Spaniards already allocate more than 30% of their income to rent in large cities

Fixed and variable lose out. All these data that will shake households also threaten to continue growing while monetary tightening progresses. And no one is safe here. First, variable rate mortgages, which we remember were the best option until a few years ago. At that time, these loans offered very low interest and no one expected rate increases. We have counted it in Magnet. Now, however, they are going to suffer a large monthly burden.

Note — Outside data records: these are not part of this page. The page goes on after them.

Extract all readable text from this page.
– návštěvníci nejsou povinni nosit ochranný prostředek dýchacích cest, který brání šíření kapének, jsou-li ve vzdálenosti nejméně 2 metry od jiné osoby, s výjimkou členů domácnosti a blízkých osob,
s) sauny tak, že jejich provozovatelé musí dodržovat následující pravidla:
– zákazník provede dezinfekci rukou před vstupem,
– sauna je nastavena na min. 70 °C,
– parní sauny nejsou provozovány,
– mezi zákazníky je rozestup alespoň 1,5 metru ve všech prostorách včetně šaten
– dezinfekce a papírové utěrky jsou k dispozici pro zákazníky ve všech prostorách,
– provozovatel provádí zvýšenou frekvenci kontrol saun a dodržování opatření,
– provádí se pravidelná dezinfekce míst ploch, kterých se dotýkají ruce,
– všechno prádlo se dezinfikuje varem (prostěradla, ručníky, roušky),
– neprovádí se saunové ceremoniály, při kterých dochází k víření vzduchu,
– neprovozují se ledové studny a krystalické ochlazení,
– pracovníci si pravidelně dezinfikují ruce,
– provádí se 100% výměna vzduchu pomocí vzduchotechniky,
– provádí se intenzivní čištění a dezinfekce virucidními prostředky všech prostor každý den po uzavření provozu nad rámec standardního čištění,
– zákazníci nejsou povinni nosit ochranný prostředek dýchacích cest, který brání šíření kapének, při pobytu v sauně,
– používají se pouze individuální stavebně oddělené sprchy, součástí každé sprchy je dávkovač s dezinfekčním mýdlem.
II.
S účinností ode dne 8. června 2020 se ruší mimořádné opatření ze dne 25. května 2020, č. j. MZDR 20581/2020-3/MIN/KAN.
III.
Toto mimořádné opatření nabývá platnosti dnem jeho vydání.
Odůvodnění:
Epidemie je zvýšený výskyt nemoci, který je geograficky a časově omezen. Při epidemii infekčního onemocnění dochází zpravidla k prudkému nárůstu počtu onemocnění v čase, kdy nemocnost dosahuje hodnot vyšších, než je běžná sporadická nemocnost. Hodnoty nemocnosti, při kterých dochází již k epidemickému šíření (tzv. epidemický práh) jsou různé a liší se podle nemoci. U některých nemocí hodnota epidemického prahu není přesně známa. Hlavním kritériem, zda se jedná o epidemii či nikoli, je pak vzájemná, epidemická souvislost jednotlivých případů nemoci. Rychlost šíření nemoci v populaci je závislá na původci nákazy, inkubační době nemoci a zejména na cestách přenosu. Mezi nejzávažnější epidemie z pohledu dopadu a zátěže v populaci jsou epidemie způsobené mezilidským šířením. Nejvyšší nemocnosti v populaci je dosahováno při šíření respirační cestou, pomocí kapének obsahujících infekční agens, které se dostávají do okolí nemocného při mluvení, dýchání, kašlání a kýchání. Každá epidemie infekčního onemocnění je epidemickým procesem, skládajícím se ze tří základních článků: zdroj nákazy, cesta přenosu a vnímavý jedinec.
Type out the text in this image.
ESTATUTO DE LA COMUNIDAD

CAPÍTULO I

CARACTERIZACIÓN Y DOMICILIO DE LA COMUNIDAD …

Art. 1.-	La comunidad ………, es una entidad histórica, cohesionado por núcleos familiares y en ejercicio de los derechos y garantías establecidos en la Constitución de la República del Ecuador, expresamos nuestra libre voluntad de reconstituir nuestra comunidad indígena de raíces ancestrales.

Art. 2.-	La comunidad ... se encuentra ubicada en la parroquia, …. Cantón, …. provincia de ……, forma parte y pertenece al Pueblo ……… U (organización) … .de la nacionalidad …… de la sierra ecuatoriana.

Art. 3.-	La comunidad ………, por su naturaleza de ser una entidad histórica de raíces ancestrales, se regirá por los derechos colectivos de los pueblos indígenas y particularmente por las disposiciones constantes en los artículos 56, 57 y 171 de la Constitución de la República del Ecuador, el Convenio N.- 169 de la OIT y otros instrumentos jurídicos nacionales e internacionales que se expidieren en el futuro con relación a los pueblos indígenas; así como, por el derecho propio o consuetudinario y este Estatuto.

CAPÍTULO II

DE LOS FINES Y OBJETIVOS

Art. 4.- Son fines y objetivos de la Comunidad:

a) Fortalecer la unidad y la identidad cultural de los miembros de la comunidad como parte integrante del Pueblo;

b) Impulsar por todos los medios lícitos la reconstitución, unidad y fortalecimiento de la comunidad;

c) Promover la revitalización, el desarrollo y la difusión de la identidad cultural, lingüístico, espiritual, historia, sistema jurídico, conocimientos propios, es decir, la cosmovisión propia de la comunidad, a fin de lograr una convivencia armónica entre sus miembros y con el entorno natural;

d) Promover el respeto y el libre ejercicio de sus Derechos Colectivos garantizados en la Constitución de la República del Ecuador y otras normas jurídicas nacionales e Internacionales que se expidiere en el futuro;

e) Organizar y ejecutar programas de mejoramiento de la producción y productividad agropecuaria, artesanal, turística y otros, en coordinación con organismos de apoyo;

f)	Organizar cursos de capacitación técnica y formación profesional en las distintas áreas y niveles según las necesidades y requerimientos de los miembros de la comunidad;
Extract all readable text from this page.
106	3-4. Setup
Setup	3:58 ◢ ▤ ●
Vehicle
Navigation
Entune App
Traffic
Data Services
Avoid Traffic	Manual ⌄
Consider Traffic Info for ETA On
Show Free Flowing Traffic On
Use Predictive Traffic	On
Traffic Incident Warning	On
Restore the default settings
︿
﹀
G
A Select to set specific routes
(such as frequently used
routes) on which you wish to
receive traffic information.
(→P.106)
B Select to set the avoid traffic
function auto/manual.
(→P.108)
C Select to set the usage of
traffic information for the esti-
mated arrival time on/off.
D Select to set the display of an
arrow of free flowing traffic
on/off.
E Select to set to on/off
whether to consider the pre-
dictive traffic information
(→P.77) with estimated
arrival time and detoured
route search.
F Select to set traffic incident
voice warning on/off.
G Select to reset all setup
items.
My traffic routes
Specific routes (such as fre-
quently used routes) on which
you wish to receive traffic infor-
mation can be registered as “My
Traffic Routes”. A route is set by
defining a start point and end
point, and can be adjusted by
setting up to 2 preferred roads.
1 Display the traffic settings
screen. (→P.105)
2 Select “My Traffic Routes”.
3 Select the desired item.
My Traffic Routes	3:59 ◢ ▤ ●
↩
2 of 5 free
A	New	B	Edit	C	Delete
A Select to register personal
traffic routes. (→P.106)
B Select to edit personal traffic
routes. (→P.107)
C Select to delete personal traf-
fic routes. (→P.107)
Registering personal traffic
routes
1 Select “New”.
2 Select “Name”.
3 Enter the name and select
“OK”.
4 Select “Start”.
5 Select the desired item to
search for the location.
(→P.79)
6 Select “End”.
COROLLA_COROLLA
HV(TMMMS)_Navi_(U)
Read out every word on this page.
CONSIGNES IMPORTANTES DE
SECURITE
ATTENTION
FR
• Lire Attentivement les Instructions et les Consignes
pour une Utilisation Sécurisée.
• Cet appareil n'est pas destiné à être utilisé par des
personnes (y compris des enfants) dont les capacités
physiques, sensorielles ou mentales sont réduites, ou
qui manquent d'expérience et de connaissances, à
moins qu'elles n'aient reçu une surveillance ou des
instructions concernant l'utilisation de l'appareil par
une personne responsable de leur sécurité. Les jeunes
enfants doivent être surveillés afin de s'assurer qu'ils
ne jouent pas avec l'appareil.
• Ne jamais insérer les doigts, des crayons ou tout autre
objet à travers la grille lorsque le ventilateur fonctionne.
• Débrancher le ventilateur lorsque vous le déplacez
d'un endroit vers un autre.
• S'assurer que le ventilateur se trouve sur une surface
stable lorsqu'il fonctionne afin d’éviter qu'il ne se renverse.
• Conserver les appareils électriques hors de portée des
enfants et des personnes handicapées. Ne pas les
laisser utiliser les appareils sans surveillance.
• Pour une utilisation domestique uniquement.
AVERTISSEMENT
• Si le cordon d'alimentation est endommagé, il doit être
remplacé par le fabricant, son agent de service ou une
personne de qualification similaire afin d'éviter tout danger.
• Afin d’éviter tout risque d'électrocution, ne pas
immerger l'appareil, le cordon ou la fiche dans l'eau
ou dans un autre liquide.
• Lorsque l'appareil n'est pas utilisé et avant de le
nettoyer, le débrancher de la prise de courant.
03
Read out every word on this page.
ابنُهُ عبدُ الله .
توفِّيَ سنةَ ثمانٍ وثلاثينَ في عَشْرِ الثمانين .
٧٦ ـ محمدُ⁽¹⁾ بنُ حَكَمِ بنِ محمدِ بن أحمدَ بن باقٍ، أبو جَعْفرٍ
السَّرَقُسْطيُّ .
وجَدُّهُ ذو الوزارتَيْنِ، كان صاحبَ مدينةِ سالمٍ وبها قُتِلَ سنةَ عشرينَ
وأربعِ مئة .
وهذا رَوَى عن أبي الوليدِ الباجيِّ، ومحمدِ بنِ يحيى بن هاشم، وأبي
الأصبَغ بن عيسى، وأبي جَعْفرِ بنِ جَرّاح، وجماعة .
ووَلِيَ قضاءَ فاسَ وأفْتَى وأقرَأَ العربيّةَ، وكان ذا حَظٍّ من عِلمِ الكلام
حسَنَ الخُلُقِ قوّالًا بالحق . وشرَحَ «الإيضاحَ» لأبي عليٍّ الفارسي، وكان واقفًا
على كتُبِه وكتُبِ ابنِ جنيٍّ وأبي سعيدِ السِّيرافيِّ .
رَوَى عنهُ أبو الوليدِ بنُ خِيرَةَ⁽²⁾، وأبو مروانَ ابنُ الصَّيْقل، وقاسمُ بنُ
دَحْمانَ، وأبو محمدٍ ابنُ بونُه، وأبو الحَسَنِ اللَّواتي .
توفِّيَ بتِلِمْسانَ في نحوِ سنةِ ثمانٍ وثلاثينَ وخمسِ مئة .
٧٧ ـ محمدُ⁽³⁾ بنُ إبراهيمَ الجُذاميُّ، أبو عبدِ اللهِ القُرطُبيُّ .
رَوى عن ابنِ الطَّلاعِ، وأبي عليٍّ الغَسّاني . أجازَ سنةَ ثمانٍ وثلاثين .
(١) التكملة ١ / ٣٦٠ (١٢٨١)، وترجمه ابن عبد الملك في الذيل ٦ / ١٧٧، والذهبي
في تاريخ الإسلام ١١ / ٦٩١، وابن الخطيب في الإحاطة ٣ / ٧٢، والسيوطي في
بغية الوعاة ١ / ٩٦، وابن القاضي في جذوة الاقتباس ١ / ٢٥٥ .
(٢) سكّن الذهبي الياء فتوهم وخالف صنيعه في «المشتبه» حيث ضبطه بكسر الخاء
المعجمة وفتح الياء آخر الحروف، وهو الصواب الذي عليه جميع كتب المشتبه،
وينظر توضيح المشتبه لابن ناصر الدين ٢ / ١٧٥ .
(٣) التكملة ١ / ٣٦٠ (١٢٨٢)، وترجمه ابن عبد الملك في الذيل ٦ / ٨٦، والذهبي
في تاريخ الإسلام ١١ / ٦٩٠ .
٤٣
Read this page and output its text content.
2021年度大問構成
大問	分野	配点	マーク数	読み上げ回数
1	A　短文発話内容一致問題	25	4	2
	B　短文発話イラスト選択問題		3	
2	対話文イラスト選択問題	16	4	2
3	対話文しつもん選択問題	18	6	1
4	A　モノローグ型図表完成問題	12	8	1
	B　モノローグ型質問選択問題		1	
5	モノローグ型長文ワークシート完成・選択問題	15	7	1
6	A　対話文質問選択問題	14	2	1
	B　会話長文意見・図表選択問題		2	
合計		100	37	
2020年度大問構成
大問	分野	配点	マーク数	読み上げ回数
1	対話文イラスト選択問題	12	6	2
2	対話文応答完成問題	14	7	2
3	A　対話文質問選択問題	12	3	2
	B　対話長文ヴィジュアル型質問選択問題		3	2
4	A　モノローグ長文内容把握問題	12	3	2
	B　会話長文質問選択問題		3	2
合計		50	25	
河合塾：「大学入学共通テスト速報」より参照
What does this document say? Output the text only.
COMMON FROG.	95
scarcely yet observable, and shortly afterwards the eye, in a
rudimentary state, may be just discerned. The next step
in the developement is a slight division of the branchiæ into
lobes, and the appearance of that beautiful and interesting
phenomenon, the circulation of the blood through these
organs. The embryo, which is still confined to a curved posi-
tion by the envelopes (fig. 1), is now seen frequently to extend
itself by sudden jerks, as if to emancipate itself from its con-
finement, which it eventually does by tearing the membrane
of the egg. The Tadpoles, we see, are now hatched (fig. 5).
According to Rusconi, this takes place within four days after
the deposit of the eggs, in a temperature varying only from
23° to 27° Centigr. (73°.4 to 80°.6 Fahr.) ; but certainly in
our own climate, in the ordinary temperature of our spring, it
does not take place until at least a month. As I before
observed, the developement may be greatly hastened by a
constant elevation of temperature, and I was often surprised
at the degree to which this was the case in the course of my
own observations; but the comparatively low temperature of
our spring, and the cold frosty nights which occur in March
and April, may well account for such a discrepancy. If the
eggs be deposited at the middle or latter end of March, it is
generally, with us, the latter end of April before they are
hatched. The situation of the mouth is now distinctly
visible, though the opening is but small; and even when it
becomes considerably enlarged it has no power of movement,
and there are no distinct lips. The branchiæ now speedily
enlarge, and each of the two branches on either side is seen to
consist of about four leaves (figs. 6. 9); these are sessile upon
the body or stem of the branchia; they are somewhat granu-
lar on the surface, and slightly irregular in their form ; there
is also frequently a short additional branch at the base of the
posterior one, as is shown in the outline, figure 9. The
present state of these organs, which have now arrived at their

Second, fixed-rate mortgages. As the interests were at a minimum, fixed-rate mortgages were promoted due to the low benefit offered by the variables. That is why today we have more than 60% of new contracts with this type of credit (the client always pays the same monthly). But this year the entities have made fixed-rate mortgages more expensive. Some banks have doubled the price: from 1.5% to the current 3%.

Why? Because they want more. The sector wants to corner consumers towards variable loans to benefit from the rise in the Euribor. And families are seeing how their last refuge, which was precisely fixed-rate contracts, is going down the drain. Many will have no choice but to face the risk of switching to variable loans that will also be more expensive. In the end, everyone loses.